Other research supports the use of regional anesthesia techniques in TKA. A retrospective study of 250 patients found that regional anesthesia (spinal anesthesia plus peripheral nerve blocks) with propofol sedation led to earlier ambulation, shorter hospital stays, and lower 30-day readmission rates compared to general anesthesia alone 7. Another study compared adductor canal block with posterior capsular infiltration to a continuous femoral nerve block with popliteal sciatic nerve block and found similar pain control but faster recovery of walking with the adductor canal approach 9.

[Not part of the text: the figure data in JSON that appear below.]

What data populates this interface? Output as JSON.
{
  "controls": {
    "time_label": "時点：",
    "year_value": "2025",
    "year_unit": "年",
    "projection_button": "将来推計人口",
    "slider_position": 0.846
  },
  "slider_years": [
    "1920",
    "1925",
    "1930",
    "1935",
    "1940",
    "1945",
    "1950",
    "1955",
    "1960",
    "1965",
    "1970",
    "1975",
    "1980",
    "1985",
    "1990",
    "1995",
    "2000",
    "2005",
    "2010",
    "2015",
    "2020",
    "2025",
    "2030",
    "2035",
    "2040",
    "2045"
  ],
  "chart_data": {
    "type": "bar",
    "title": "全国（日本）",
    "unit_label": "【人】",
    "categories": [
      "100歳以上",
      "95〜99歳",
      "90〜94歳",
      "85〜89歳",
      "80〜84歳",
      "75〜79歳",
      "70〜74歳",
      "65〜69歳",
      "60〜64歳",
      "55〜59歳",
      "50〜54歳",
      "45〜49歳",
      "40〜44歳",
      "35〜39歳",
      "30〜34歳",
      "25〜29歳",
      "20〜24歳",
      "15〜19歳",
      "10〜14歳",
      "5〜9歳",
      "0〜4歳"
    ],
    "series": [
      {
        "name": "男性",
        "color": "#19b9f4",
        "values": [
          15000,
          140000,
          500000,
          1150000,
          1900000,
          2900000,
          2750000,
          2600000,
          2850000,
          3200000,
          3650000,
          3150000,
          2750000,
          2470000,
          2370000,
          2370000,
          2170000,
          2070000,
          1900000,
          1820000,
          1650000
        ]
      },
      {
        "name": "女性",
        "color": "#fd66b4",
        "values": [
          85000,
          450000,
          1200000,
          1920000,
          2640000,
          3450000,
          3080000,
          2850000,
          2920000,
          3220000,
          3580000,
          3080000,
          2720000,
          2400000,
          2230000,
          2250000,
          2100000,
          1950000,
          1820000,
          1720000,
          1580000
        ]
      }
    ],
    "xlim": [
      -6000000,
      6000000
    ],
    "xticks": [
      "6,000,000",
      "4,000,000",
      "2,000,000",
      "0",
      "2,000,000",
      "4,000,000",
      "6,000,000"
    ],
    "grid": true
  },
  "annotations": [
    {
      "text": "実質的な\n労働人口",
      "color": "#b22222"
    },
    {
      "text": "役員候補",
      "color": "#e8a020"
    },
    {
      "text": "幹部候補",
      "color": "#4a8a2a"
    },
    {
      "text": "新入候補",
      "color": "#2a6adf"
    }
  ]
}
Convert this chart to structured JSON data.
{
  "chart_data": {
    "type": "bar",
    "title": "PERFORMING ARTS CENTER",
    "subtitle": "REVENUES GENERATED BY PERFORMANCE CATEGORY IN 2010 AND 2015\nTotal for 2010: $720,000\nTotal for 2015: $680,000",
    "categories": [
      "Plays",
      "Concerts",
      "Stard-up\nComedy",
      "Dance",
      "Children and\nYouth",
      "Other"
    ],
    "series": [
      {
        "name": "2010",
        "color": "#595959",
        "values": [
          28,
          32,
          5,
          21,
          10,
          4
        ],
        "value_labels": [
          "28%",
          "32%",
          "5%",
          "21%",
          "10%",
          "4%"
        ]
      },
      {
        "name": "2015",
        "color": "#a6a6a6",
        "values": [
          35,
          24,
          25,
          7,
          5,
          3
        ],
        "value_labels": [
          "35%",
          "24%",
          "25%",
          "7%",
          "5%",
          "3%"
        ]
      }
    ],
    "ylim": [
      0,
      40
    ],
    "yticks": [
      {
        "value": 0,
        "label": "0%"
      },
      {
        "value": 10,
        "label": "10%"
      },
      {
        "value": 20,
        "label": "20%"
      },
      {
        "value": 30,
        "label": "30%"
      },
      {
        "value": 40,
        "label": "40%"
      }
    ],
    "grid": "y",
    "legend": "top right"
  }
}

While these studies focus on different nerve block techniques, they collectively emphasize that the type and timing of nerve blocks can influence pain, recovery, and patient experience after TKA.

What to ask your doctor

  • Would a femoral nerve block before surgery be appropriate for my total knee arthroplasty?
  • What are the potential benefits and risks of receiving a nerve block before versus after surgery?
  • How does the timing of the nerve block affect my pain control and recovery timeline?
  • Are there other nerve block options, such as an adductor canal block, that might be better for my situation?
  • What is your experience with preoperative nerve blocks for TKA patients?

This question is drawn from common patient questions about this topic and answered using cited medical research. We do not provide individualized advice.